Their Relationship Suffered From Taylor’s Dependencies
Taylor dealt with a variety of health issues throughout her life, and she eventually came to rely on pills and alcohol to get through the day - especially where Burton’s womanizing was concerned. She often bragged about how she could drink more than Burton, and she would sometimes act out aggressively when inebriated.
During her marriage to Burton, her dependencies were exacerbated by the couple's hot-and-cold dynamic - they were usually either flirting or fighting. According to Ramon Castro, a former bartender who had waited on the couple, Taylor would spend most of her day drinking. He said:
She would come in almost every day at 10 in the morning and order a vodka collins or vodka martini. She would then switch to tequila. She appeared to have a hollow leg; she spent hours drinking at the bar but apparently experienced no discernible side effects.
Their On-Screen Roles Mirrored Their Real-Life Relationship
Over the course of their relationship, Burton and Taylor made 11 movies together. While few were huge successes, critics did notice that their characters often reflected their feelings toward one another at the time.
Their on-screen chemistry was always palpable, but as the years progressed, the couple's off-screen feuds became more frequent. Their marriage - and their careers - came to a boiling point with the duo's most famous film, Who’s Afraid of Virginia Woolf?
The 1966 film reflected their real-life dynamic: constantly ebbing and flowing between love and animosity.
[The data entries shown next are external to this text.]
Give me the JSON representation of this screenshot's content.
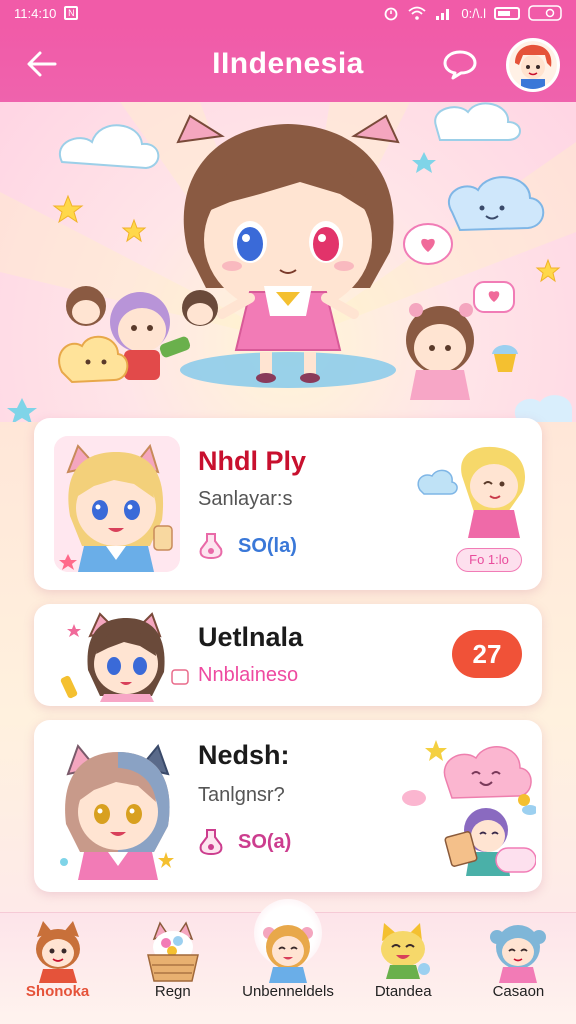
{
  "status_bar": {
    "time": "11:4:10",
    "badge": "N",
    "net_label": "0:/\\.l",
    "battery_label": ""
  },
  "app_bar": {
    "title": "IIndenesia"
  },
  "cards": [
    {
      "title": "Nhdl Ply",
      "subtitle": "Sanlayar:s",
      "price": "SO(la)",
      "chip": "Fo 1:lo"
    },
    {
      "title": "Uetlnala",
      "subtitle": "Nnblaineso",
      "badge": "27"
    },
    {
      "title": "Nedsh:",
      "subtitle": "Tanlgnsr?",
      "price": "SO(a)"
    }
  ],
  "bottom_nav": {
    "items": [
      {
        "label": "Shonoka",
        "active": true
      },
      {
        "label": "Regn"
      },
      {
        "label": "Unbenneldels"
      },
      {
        "label": "Dtandea"
      },
      {
        "label": "Casaon"
      }
    ]
  },
  "colors": {
    "accent_pink": "#f15ba8",
    "title_red": "#c8102e",
    "badge_orange": "#f05238",
    "price_blue": "#3a78d8"
  },
  "icons": {
    "back": "arrow-left-icon",
    "chat": "chat-bubble-icon",
    "price": "potion-bottle-icon"
  }
}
The role would earn Taylor her second Oscar, but her arguments with Burton were beginning to take their toll.
Despite Their Troubles, They Remained Close Friends The Rest Of Their Lives
After their second divorce, both went on to remarry. Taylor married a total of eight times throughout her life. Despite their disagreements, they never lost contact with each other. They even continued writing letters and would meet up sporadically.
When Burton passed from a cerebral hemorrhage in 1984, Taylor opted not to attend the funeral, though she allegedly visited his gravesite several days later to say her goodbyes. She said after his passing:
In my heart, I will always believe we would have been married a third and final time... from those first moments in Rome, we were always madly and powerfully in love.